The Army does not have a good track record when it comes to acquiring armoured vehicles from the core budget. The last thirty years is awash with cancelled, suspended or modified programmes with programme names like FFLAV, Tracer, FRES and Scout falling by the wayside. The Defence Committee has warned any repeat of past failures will “serious impair, if not fatally undermine” the Army’s ability to deploy the warfighting division as envisaged in the 2015 Strategic Defence and Security Review and the army’s new Strike Brigades.

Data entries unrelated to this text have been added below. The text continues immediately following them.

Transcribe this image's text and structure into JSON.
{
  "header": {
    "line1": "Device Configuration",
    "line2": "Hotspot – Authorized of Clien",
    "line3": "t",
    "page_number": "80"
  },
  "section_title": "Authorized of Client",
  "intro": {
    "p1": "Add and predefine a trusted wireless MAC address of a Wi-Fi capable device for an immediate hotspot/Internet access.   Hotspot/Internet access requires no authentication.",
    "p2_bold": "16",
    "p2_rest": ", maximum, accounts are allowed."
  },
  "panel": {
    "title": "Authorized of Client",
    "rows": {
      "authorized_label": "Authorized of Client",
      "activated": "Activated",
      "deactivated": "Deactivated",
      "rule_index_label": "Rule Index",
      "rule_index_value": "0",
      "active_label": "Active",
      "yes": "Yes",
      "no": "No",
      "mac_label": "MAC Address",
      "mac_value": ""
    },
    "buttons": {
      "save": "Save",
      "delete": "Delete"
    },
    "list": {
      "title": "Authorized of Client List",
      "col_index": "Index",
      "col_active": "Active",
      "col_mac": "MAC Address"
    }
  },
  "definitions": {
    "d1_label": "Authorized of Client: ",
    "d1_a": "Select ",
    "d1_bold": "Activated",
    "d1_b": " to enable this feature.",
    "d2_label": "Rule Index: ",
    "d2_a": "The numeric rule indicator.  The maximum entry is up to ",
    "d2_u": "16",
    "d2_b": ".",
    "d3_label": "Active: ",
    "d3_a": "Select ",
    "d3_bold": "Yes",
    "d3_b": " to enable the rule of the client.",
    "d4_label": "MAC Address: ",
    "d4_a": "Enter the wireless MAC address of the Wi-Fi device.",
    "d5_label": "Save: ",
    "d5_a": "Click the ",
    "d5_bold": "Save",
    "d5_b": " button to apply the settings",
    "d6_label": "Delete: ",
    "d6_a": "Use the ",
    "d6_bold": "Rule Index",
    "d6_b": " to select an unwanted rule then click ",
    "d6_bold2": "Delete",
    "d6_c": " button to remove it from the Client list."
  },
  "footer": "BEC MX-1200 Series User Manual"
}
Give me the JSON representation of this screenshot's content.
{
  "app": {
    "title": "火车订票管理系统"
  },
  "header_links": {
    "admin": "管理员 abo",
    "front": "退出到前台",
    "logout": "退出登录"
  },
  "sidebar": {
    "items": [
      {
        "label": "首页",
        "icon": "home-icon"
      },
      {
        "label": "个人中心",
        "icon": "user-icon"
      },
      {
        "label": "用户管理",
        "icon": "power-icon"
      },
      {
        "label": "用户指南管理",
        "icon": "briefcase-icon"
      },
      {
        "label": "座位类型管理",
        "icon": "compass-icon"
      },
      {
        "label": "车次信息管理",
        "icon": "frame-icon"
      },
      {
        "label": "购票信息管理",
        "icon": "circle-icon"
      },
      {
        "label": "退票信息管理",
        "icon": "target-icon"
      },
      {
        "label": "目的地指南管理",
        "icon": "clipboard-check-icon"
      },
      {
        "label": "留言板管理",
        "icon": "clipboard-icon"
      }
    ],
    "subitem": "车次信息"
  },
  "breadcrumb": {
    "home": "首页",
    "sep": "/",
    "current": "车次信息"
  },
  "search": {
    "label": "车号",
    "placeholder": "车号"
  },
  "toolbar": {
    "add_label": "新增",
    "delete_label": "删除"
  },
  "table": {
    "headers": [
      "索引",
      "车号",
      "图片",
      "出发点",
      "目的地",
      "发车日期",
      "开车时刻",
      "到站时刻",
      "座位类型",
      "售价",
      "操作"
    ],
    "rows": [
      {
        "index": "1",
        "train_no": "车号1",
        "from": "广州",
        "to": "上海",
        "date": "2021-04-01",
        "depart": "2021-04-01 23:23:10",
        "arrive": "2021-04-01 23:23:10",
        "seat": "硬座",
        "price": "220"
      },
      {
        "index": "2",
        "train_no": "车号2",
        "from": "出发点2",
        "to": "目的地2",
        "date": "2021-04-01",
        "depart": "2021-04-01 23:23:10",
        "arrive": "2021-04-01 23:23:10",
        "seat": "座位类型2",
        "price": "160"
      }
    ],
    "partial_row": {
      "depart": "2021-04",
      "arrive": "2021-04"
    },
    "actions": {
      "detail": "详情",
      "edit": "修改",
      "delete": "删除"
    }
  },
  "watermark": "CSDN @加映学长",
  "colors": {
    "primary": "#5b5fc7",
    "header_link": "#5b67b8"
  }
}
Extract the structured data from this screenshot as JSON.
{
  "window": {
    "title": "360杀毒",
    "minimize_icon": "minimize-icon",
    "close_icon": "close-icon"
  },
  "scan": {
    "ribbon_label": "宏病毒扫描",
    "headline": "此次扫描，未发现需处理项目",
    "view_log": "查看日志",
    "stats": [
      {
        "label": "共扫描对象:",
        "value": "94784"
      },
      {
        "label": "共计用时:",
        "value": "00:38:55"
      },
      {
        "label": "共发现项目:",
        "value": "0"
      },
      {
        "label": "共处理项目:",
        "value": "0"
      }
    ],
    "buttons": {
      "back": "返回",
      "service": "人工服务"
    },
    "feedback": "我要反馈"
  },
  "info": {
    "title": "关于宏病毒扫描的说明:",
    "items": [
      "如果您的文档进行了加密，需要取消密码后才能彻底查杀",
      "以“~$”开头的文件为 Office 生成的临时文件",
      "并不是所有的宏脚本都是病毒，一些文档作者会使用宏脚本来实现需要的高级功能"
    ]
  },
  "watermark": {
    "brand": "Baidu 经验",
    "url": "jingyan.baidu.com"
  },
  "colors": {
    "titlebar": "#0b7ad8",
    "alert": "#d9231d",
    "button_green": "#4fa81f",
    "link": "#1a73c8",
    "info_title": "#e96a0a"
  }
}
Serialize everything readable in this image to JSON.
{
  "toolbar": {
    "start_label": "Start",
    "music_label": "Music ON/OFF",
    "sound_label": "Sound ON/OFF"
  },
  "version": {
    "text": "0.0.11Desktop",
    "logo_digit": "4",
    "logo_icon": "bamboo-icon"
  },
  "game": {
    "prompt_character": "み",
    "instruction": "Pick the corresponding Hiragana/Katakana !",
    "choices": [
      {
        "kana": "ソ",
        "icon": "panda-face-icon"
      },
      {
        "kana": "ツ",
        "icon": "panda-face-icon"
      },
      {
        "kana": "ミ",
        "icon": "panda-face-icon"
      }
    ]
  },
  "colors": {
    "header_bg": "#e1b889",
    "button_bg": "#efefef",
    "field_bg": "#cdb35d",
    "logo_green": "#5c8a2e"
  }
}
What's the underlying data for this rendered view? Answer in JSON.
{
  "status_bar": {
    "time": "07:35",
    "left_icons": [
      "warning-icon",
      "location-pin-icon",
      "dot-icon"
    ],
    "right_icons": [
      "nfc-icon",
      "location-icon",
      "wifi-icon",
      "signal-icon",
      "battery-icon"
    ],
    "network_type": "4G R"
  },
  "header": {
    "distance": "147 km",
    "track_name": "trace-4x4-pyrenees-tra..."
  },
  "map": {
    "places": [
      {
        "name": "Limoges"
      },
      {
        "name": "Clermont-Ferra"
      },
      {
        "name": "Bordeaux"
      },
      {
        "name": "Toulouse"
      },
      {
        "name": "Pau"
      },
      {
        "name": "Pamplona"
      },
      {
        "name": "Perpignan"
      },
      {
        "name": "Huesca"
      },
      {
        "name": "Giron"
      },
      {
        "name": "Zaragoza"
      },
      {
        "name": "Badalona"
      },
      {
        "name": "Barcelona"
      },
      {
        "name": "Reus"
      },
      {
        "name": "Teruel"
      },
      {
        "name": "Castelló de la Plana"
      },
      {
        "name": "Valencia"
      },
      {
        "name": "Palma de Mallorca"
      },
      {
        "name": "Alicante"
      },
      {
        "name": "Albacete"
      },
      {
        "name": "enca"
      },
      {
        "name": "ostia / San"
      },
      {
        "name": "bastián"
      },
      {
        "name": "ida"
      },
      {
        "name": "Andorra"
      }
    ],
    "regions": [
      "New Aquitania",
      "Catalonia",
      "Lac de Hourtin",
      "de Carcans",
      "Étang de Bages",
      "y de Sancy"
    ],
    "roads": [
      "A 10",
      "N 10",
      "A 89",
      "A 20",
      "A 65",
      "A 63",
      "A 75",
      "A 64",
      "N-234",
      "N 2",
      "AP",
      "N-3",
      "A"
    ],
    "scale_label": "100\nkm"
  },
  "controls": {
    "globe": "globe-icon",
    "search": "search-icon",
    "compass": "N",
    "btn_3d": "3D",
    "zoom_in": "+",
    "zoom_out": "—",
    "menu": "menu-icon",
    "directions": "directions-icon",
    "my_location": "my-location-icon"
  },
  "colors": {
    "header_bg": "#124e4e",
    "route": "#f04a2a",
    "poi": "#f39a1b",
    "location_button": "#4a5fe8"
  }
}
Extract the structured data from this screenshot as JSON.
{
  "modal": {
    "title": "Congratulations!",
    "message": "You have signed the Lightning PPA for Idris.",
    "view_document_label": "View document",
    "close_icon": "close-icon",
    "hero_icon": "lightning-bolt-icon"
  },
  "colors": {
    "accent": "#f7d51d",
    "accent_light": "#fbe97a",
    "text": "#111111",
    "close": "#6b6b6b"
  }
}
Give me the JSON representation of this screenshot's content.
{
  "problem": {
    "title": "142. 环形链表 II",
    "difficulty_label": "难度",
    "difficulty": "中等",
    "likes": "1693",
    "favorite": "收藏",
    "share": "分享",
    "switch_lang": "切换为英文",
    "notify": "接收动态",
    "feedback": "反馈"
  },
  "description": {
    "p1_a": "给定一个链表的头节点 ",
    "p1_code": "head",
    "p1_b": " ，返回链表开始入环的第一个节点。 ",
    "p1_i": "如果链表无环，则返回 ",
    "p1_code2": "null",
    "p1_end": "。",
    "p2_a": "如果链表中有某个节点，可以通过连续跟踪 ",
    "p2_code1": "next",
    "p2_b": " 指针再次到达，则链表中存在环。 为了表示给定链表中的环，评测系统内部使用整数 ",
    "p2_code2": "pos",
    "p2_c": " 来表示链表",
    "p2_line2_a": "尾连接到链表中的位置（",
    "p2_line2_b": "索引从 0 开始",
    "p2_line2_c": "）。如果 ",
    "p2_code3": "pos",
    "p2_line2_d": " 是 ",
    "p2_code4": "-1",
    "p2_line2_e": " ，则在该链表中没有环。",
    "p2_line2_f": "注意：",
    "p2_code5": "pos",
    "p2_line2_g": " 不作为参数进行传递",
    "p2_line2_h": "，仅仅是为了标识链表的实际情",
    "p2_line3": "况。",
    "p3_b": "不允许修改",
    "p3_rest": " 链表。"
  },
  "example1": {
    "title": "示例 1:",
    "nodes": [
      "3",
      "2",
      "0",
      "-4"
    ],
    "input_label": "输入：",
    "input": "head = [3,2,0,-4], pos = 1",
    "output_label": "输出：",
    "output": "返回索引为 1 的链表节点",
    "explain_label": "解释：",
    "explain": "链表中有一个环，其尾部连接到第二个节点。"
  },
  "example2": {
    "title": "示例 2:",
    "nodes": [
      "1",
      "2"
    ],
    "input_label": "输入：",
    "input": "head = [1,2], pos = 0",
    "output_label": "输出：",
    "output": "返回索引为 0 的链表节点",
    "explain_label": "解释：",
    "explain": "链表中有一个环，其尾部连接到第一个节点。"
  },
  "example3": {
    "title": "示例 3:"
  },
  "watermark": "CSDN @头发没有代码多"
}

What does the Army currently operate?

The Army has over 4,000 vehicles in its inventory, most of which are protected mobility vehicles or armoured personnel carriers. The Army has 227 Challenger main battle tanks, 769 Warrior and over 200 Scimitar reconnaissance vehicles.

Upgrades and new programmes

The Defence Equipment Plan 2017 allocated £20.1bn spending on Land Equipment over the decade to 2025/26. This includes upgrades to Warrior and Challenger 2 tanks, the new Ajax family of vehicles and the yet to be procured mechanised infantry vehicles (MIV) and multirole vehicle protected vehicles (MRV-P). The 2014 contract for 589 Ajax vehicles was the biggest single order for a UK armoured vehicle in 30 years.